After meeting local woman—many of whom cared for more than 10 children at a time—she realized she could help keep these families intact, not by building more orphanages, but by giving the women vocational skills and sustainable employment.

Since then, Akola Project has trained more than 450 women to roll the beads and assemble the jewelry line, in turn ensuring them a living wage. The beads are made of paper, and are finished with a non-toxic varnish. Other materials used in the designs, such as horns, are ethically sourced so no animals are harmed, and the metals used in the pieces are made from recycled scrap.


The program has also built 23 wells so that the women and their communities have access to clean water, as well as two vocational training centers where women can hone their hard and soft job skills.

Last year, the nonprofit provided the women in Uganda with HIV/AIDS and malaria testing, and education on tuberculosis, family planning and maternal health. A wellness officer is available to attend births, weddings and funerals for support, and a medical assistance program supports women during short and long term illnesses and in times of bereavement.

Two years ago, the Akola Project brought their sustainable development model to women in Dallas, helping women who were formerly sexually trafficked or incarcerated with a new economic opportunity.
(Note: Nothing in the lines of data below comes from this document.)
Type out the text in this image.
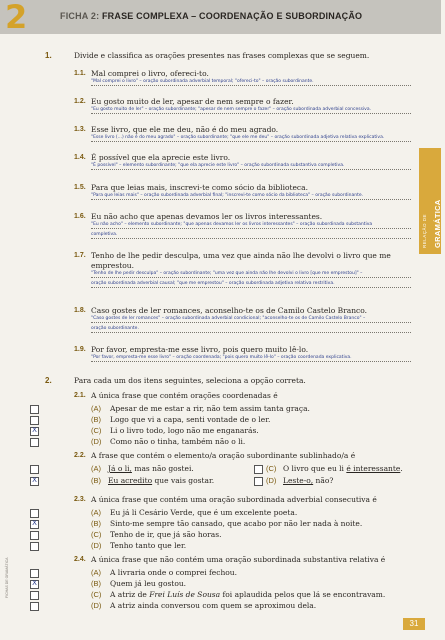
2	FICHA 2: FRASE COMPLEXA – COORDENAÇÃO E SUBORDINAÇÃO
RELAÇÃO DE GRAMÁTICA
FICHAS DE GRAMÁTICA
31
1.	Divide e classifica as orações presentes nas frases complexas que se seguem.
1.1. Mal comprei o livro, ofereci-to.
"Mal comprei o livro" – oração subordinada adverbial temporal; "ofereci-to" – oração subordinante.
1.2. Eu gosto muito de ler, apesar de nem sempre o fazer.
"Eu gosto muito de ler" – oração subordinante; "apesar de nem sempre o fazer" – oração subordinada adverbial concessiva.
1.3. Esse livro, que ele me deu, não é do meu agrado.
"Esse livro (...) não é do meu agrado" – oração subordinante; "que ele me deu" – oração subordinada adjetiva relativa explicativa.
1.4. É possível que ela aprecie este livro.
"É possível" – elemento subordinante; "que ela aprecie este livro" – oração subordinada substantiva completiva.
1.5. Para que leias mais, inscrevi-te como sócio da biblioteca.
"Para que leias mais" – oração subordinada adverbial final; "inscrevi-te como sócio da biblioteca" – oração subordinante.
1.6. Eu não acho que apenas devamos ler os livros interessantes.
"Eu não acho" – elemento subordinante; "que apenas devamos ler os livros interessantes" – oração subordinada substantiva
completiva.
1.7. Tenho de lhe pedir desculpa, uma vez que ainda não lhe devolvi o livro que me
emprestou.
"Tenho de lhe pedir desculpa" – oração subordinante; "uma vez que ainda não lhe devolvi o livro [que me emprestou]" –
oração subordinada adverbial causal; "que me emprestou" – oração subordinada adjetiva relativa restritiva.
1.8. Caso gostes de ler romances, aconselho-te os de Camilo Castelo Branco.
"Caso gostes de ler romances" – oração subordinada adverbial condicional; "aconselho-te os de Camilo Castelo Branco" –
oração subordinante.
1.9. Por favor, empresta-me esse livro, pois quero muito lê-lo.
"Por favor, empresta-me esse livro" – oração coordenada; "pois quero muito lê-lo" – oração coordenada explicativa.
2.	Para cada um dos itens seguintes, seleciona a opção correta.
2.1. A única frase que contém orações coordenadas é
(A) Apesar de me estar a rir, não tem assim tanta graça.
(B) Logo que vi a capa, senti vontade de o ler.
X	(C) Li o livro todo, logo não me enganarás.
(D) Como não o tinha, também não o li.
2.2. A frase que contém o elemento/a oração subordinante sublinhado/a é
(A) Já o li, mas não gostei.	(C) O livro que eu li é interessante.
X	(B) Eu acredito que vais gostar.	(D) Leste-o, não?
2.3. A única frase que contém uma oração subordinada adverbial consecutiva é
(A) Eu já li Cesário Verde, que é um excelente poeta.
X	(B) Sinto-me sempre tão cansado, que acabo por não ler nada à noite.
(C) Tenho de ir, que já são horas.
(D) Tenho tanto que ler.
2.4. A única frase que não contém uma oração subordinada substantiva relativa é
(A) A livraria onde o comprei fechou.
X	(B) Quem já leu gostou.
(C) A atriz de Frei Luís de Sousa foi aplaudida pelos que lá se encontravam.
(D) A atriz ainda conversou com quem se aproximou dela.
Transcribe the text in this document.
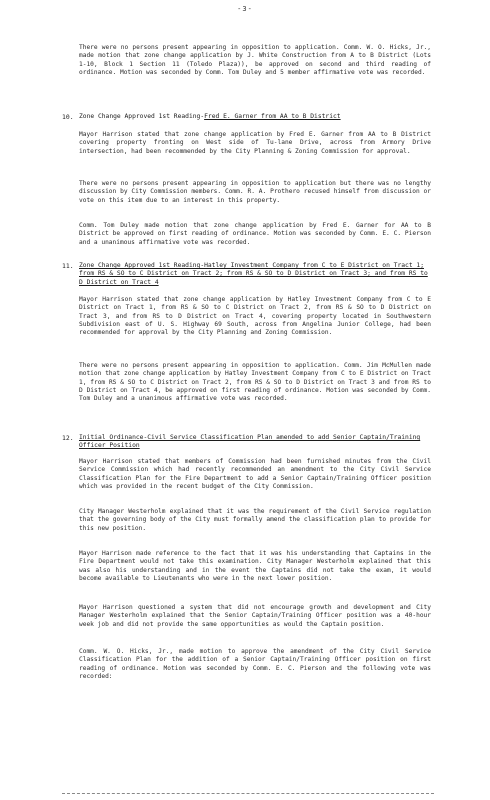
-3-
There were no persons present appearing in opposition to application. Comm. W. O. Hicks, Jr., made motion that zone change application by J. White Construction from A to B District (Lots 1-10, Block 1 Section 11 (Toledo Plaza)), be approved on second and third reading of ordinance. Motion was seconded by Comm. Tom Duley and 5 member affirmative vote was recorded.
10. Zone Change Approved 1st Reading-Fred E. Garner from AA to B District
Mayor Harrison stated that zone change application by Fred E. Garner from AA to B District covering property fronting on West side of Tu-lane Drive, across from Armory Drive intersection, had been recommended by the City Planning & Zoning Commission for approval.
There were no persons present appearing in opposition to application but there was no lengthy discussion by City Commission members. Comm. R. A. Prothero recused himself from discussion or vote on this item due to an interest in this property.
Comm. Tom Duley made motion that zone change application by Fred E. Garner for AA to B District be approved on first reading of ordinance. Motion was seconded by Comm. E. C. Pierson and a unanimous affirmative vote was recorded.
11. Zone Change Approved 1st Reading-Hatley Investment Company from C to E District on Tract 1; from RS & SO to C District on Tract 2; from RS & SO to D District on Tract 3; and from RS to D District on Tract 4
Mayor Harrison stated that zone change application by Hatley Investment Company from C to E District on Tract 1, from RS & SO to C District on Tract 2, from RS & SO to D District on Tract 3, and from RS to D District on Tract 4, covering property located in Southwestern Subdivision east of U. S. Highway 69 South, across from Angelina Junior College, had been recommended for approval by the City Planning and Zoning Commission.
There were no persons present appearing in opposition to application. Comm. Jim McMullen made motion that zone change application by Hatley Investment Company from C to E District on Tract 1, from RS & SO to C District on Tract 2, from RS & SO to D District on Tract 3 and from RS to D District on Tract 4, be approved on first reading of ordinance. Motion was seconded by Comm. Tom Duley and a unanimous affirmative vote was recorded.
12. Initial Ordinance-Civil Service Classification Plan amended to add Senior Captain/Training Officer Position
Mayor Harrison stated that members of Commission had been furnished minutes from the Civil Service Commission which had recently recommended an amendment to the City Civil Service Classification Plan for the Fire Department to add a Senior Captain/Training Officer position which was provided in the recent budget of the City Commission.
City Manager Westerholm explained that it was the requirement of the Civil Service regulation that the governing body of the City must formally amend the classification plan to provide for this new position.
Mayor Harrison made reference to the fact that it was his understanding that Captains in the Fire Department would not take this examination. City Manager Westerholm explained that this was also his understanding and in the event the Captains did not take the exam, it would become available to Lieutenants who were in the next lower position.
Mayor Harrison questioned a system that did not encourage growth and development and City Manager Westerholm explained that the Senior Captain/Training Officer position was a 40-hour week job and did not provide the same opportunities as would the Captain position.
Comm. W. O. Hicks, Jr., made motion to approve the amendment of the City Civil Service Classification Plan for the addition of a Senior Captain/Training Officer position on first reading of ordinance. Motion was seconded by Comm. E. C. Pierson and the following vote was recorded:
“The problem in Dallas in that women have been going back into prostitution, poverty and jail because they don’t have an economic alternative,” Underwood said. “There was a huge gap in the Dallas nonprofit ecosystem, and the Dallas Women’s Foundation approached us because of the economic model that worked well for us in Uganda.”

After piloting the program, Underwood found that it worked just as well in Dallas. What didn’t, however, was an $8 minimum wage. Akola overcame that obstacle by developing a new retail line that will be in Neiman Marcus stores across the country this fall, and sell at a higher price point. The higher cost of the jewelry allows them to pay the women at least $15 an hour, and all  proceeds go back into funding the programs to teach more women in Dallas and Uganda.
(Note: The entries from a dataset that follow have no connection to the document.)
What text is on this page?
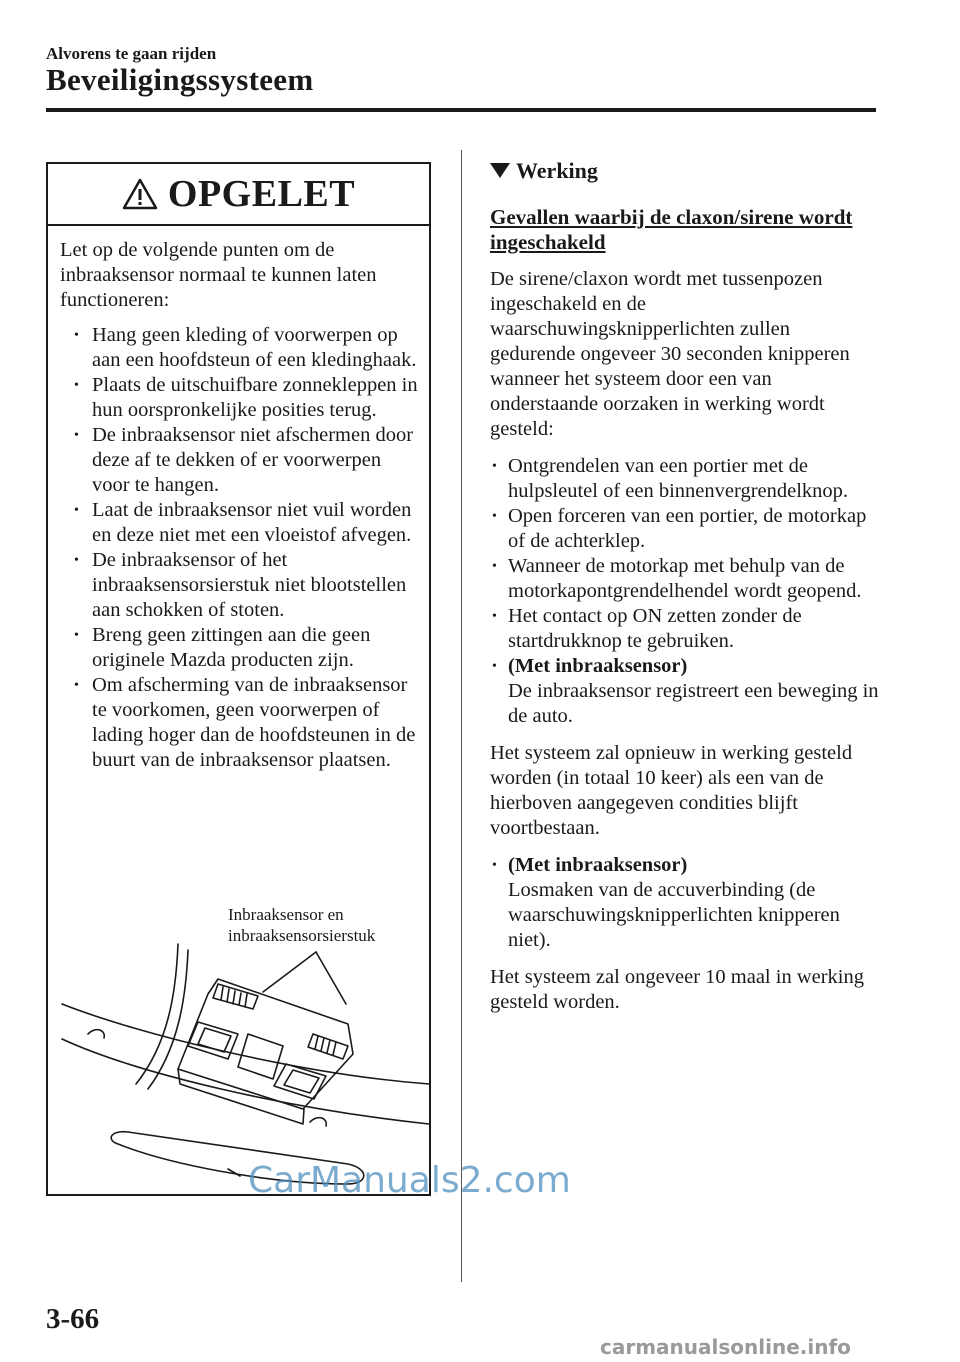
Alvorens te gaan rijden
Beveiligingssysteem
OPGELET

Let op de volgende punten om de inbraaksensor normaal te kunnen laten functioneren:

• Hang geen kleding of voorwerpen op aan een hoofdsteun of een kledinghaak.
• Plaats de uitschuifbare zonnekleppen in hun oorspronkelijke posities terug.
• De inbraaksensor niet afschermen door deze af te dekken of er voorwerpen voor te hangen.
• Laat de inbraaksensor niet vuil worden en deze niet met een vloeistof afvegen.
• De inbraaksensor of het inbraaksensorsierstuk niet blootstellen aan schokken of stoten.
• Breng geen zittingen aan die geen originele Mazda producten zijn.
• Om afscherming van de inbraaksensor te voorkomen, geen voorwerpen of lading hoger dan de hoofdsteunen in de buurt van de inbraaksensor plaatsen.
Inbraaksensor en
inbraaksensorsierstuk
Werking
Gevallen waarbij de claxon/sirene wordt ingeschakeld

De sirene/claxon wordt met tussenpozen ingeschakeld en de waarschuwingsknipperlichten zullen gedurende ongeveer 30 seconden knipperen wanneer het systeem door een van onderstaande oorzaken in werking wordt gesteld:

• Ontgrendelen van een portier met de hulpsleutel of een binnenvergrendelknop.
• Open forceren van een portier, de motorkap of de achterklep.
• Wanneer de motorkap met behulp van de motorkapontgrendelhendel wordt geopend.
• Het contact op ON zetten zonder de startdrukknop te gebruiken.
• (Met inbraaksensor)
De inbraaksensor registreert een beweging in de auto.

Het systeem zal opnieuw in werking gesteld worden (in totaal 10 keer) als een van de hierboven aangegeven condities blijft voortbestaan.

• (Met inbraaksensor)
Losmaken van de accuverbinding (de waarschuwingsknipperlichten knipperen niet).

Het systeem zal ongeveer 10 maal in werking gesteld worden.

3-66
CarManuals2.com
carmanualsonline.info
Annette Bailey, 56, started working in Akola’s distribution center two years ago as an intern and is now a full-time employee.


A recovering addict, Bailey said she turned to prostitution to buy drugs. She has been in recovery for four years.

Through Akola, Annette said her life has been “transformed and empowered,” and she’s set to start college to become a substance abuse counselor.

“I’m able to see my life in a different perspective. I know that I’m more than what I thought I used to be,” Bailey said. “And I’m able to help women—she might not have the same circumstances and experiences that I had—but I feel I am able to talk to her about things that went on in my life and be empowered through that.”